While I didn’t fall in love with foggy San Francisco, somewhere between the mountains and the sea I discovered a new normal, a bold wilderness that I have learned to love with all my heart. We made some friends. We bonded over idealistic obnoxious twenty-something ideals. We solved the worlds problems and shook our heads at the current state of affairs. We laughed as we hiked through forests, over mountains and down to the sea. As my muscles stretched and grew so did my appreciation for this place where we live. 

I still miss the squishy babies and I wish I could drop by my friends houses and have dinners with my siblings. I could never imagine life without them and yet that’s what the past nine months have been. We have created a life here. That fact gives me a real sense of pride. Pushing the boundaries on what I thought was possible and what I thought I could achieve has been one of the best parts of this past year. 
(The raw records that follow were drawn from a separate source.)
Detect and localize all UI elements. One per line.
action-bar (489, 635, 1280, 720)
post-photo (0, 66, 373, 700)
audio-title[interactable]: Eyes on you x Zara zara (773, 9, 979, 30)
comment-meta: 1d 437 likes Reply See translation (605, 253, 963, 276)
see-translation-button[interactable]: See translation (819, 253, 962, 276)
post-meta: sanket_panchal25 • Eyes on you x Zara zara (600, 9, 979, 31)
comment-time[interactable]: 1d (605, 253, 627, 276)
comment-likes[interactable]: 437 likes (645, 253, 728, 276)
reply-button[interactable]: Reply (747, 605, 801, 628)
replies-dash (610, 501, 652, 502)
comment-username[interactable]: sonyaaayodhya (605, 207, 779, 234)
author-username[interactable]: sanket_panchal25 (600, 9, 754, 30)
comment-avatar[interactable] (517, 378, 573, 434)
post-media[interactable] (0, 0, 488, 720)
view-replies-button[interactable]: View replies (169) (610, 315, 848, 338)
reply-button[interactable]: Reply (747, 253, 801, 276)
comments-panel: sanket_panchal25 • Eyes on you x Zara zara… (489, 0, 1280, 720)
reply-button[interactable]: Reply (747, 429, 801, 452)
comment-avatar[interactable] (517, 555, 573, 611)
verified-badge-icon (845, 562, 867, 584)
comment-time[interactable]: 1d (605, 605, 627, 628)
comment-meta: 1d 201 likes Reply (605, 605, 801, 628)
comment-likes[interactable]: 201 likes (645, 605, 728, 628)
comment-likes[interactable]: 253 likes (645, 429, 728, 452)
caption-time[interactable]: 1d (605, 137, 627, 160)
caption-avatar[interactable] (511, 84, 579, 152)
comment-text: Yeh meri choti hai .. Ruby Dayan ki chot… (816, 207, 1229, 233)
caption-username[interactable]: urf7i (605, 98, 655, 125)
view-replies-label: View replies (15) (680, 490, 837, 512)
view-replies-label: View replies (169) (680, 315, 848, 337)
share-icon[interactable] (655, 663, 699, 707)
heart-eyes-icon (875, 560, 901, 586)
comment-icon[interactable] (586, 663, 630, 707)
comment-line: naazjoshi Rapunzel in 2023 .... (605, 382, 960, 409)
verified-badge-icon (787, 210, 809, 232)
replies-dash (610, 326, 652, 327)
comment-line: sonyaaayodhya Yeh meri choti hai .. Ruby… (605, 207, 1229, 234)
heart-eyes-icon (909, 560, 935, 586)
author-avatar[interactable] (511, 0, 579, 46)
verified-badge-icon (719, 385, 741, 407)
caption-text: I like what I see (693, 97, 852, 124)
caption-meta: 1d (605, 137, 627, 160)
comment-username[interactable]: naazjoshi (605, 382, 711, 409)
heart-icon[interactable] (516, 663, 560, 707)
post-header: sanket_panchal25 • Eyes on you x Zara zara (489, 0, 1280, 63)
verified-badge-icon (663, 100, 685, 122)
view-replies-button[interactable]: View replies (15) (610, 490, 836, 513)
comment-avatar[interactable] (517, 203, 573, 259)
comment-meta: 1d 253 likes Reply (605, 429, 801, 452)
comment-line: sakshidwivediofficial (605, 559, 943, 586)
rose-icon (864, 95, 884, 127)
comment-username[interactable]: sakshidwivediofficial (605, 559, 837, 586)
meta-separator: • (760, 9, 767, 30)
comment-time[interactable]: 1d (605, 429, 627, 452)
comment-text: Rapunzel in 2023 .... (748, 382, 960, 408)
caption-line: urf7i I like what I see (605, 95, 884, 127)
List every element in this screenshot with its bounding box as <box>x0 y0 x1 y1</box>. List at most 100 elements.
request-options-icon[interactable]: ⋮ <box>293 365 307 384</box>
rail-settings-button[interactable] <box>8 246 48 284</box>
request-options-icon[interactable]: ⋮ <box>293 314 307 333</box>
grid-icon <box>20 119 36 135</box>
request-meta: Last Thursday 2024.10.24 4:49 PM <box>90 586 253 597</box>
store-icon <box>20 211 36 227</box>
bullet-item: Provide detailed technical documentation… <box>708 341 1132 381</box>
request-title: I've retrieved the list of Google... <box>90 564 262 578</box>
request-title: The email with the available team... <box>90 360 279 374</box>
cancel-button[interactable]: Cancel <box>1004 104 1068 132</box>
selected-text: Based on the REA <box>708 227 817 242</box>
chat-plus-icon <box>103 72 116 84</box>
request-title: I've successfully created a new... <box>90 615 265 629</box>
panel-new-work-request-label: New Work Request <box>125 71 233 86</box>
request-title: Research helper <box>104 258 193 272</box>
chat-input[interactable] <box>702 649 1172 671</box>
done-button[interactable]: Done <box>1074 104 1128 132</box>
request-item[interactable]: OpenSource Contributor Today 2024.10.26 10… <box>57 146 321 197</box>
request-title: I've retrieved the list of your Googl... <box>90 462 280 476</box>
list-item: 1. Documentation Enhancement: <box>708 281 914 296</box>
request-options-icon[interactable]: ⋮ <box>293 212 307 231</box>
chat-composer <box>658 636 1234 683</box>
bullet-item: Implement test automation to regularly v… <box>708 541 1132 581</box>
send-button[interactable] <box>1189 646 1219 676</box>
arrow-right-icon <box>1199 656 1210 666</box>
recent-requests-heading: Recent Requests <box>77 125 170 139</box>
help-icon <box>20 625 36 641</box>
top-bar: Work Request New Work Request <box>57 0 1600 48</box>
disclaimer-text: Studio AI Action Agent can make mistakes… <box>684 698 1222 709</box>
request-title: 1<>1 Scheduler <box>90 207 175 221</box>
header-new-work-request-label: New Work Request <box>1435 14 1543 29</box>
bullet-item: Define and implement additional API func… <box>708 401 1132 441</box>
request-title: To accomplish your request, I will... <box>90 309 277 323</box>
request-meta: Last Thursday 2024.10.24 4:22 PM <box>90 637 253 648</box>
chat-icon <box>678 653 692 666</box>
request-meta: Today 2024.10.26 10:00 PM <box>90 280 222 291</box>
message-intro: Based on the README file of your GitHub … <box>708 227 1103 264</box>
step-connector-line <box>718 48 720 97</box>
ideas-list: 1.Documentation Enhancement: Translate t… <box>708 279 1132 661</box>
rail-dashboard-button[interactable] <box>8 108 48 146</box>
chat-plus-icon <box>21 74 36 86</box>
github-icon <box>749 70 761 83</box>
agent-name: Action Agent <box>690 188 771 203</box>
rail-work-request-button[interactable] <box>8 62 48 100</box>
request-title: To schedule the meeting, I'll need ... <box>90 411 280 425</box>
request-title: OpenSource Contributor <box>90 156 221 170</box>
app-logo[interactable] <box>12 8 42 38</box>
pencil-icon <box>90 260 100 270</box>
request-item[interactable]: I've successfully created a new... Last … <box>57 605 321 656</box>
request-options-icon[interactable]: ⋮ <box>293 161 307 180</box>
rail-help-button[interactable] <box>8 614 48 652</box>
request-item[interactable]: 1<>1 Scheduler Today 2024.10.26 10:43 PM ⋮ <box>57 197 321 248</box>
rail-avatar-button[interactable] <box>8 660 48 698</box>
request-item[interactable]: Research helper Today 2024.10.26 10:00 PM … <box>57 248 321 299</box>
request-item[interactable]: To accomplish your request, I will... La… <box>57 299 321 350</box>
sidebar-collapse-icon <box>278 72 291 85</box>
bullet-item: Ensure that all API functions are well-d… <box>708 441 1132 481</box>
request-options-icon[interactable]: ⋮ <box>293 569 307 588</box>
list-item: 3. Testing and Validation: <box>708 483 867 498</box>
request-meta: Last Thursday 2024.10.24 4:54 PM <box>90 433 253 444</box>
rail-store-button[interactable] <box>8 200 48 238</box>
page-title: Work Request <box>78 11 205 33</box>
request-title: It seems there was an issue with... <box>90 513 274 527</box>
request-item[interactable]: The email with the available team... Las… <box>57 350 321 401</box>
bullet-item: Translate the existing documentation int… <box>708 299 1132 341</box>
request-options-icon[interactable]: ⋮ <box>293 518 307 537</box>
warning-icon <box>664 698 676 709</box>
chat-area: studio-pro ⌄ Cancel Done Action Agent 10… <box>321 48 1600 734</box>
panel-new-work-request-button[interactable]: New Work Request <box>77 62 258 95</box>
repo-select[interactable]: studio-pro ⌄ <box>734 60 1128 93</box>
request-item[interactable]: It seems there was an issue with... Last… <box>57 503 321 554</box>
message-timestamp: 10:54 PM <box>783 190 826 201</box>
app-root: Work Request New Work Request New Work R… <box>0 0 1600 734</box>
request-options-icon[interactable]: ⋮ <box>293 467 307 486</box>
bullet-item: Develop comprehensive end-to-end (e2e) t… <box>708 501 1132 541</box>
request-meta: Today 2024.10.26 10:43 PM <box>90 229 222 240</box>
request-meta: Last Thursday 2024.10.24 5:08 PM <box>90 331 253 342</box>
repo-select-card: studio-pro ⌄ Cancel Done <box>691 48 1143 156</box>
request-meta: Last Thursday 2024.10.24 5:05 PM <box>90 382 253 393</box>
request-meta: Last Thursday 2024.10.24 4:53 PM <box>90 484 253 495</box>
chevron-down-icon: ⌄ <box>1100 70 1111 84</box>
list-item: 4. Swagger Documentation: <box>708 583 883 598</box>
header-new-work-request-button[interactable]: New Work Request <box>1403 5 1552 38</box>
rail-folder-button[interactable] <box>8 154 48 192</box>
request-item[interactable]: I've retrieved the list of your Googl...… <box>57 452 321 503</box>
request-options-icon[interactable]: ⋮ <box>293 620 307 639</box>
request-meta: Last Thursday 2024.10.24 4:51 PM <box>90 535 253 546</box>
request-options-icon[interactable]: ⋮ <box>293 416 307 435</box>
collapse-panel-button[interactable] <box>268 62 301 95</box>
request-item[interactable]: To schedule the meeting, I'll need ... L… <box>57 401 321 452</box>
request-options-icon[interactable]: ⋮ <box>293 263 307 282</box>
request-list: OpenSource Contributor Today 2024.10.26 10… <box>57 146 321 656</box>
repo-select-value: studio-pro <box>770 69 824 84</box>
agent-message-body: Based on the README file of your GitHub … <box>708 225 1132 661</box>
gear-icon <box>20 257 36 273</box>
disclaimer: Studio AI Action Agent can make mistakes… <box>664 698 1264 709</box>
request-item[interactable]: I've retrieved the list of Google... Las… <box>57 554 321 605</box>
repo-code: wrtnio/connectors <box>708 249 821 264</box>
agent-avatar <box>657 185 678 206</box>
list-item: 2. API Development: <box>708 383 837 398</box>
For the first six months living here I just wanted to go home. Every time we hit a stumbling block it would be my first retort, my final cry, my broken record. But little by little—deep in shady forests, on golden sandy beaches, and in a warm-hearted, nurturing work studio—I found that I was no longer simply surviving. In the abstract, I never thought I would ever move to another country (let alone the other side of the world!), that we could get the kind of jobs we have or do the kind things that we are doing. The reality that we are indeed doing all those things blows my mind every day. What does that mean for the next year? Or the year after? 

It's getting increasingly harder to imagine leaving. We will do it and there will be a period of adjustment and it will be hard but good. All things worth doing are so. 

One thing I have learned this year is that home is not a place but a state of being. We are more fluid than we think and much more adept for change than I ever thought possible. Who knows what’s going to come next. 


I would love to know about your adventures. What have you got planned for this summer or the coming months? If you could travel anywhere in the world where would it be? Have you ever thought about living abroad?

If you’re interested in getting the travel bug (or some serious insta-envy) here are some people worth a follow:

  • Our friends Ashling & Paul are spending the next three months travelling around South America. 
  • As is a sweet girl from my college Emily and her boyfriend (they travelled around the world a couple of years ago—her instagram is one of my favourites!). 
  • Another college friend, Fiona, is living in New York and her photos are truly stunning. 
  • My sister-not-in-law Nadia is constantly jetting off some place new—check her out. 
  • Courtney Adamo’s instagram is one of my very favourites (pretty much the definition of #lifegoals for me). She and her husband and their four children are spending the next year travelling around the world—I can’t wait to see what is in store for them.